The Commission filed an amended complaint against WorldCom on November 5, adding claims that WorldCom violated the antifraud provision of the Securities Act (Section 17(a)), in connection with several securities offerings during the fraud, and also violated the internal controls and books and records provisions of the Exchange Act (Sections 13(b)(2)(A) and 13(b)(2)(B)).

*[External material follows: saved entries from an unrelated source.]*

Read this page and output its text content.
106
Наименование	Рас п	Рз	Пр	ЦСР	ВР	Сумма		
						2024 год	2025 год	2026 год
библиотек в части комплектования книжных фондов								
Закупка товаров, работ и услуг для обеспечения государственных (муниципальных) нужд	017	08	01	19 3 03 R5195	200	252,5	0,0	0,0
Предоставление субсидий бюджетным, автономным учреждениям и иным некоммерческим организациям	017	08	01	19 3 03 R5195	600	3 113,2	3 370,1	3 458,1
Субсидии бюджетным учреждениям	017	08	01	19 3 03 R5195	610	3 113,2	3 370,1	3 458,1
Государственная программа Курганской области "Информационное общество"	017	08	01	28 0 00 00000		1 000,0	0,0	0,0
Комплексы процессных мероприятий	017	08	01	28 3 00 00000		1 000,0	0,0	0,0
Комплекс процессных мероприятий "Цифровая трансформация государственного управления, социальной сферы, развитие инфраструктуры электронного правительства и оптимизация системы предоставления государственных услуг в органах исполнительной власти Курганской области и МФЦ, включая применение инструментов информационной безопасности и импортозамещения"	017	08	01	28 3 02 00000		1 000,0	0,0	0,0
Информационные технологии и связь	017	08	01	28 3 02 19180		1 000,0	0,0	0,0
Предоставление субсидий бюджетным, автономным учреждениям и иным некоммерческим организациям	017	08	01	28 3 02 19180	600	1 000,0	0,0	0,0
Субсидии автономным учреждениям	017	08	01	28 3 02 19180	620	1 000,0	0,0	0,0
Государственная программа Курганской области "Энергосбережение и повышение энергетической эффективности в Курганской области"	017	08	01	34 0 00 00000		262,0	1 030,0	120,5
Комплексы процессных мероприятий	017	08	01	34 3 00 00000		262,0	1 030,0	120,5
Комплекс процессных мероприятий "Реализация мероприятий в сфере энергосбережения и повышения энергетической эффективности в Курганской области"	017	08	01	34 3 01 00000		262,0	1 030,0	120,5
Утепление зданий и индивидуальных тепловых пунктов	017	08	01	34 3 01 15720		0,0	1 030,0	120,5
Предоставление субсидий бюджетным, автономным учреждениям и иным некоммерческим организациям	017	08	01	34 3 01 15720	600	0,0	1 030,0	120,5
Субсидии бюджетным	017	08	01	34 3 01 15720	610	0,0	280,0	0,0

The amended complaint broadened the Commission's charges to allege that WorldCom misled investors from at least as early as 1999 through the first quarter of 2002, and further stated that the company had acknowledged that during that period, as a result of undisclosed and improper accounting, WorldCom materially overstated the income it reported on its financial statements by approximately $9 billion.
The Commission has also brought a civil action against Betty L. Vinson and Troy M. Normand, former accountants in WorldCom's General Accounting Department (Litigation Release No. 17783).
The Commission acknowledges the assistance and cooperation of the U.S. Attorneys' Offices for the Southern District of New York and Southern District of Mississippi, and the Federal Bureau of Investigation. Both Myers and Yates have pled guilty to criminal charges prosecuted by the U.S. Attorney's Office for the Southern District of New York.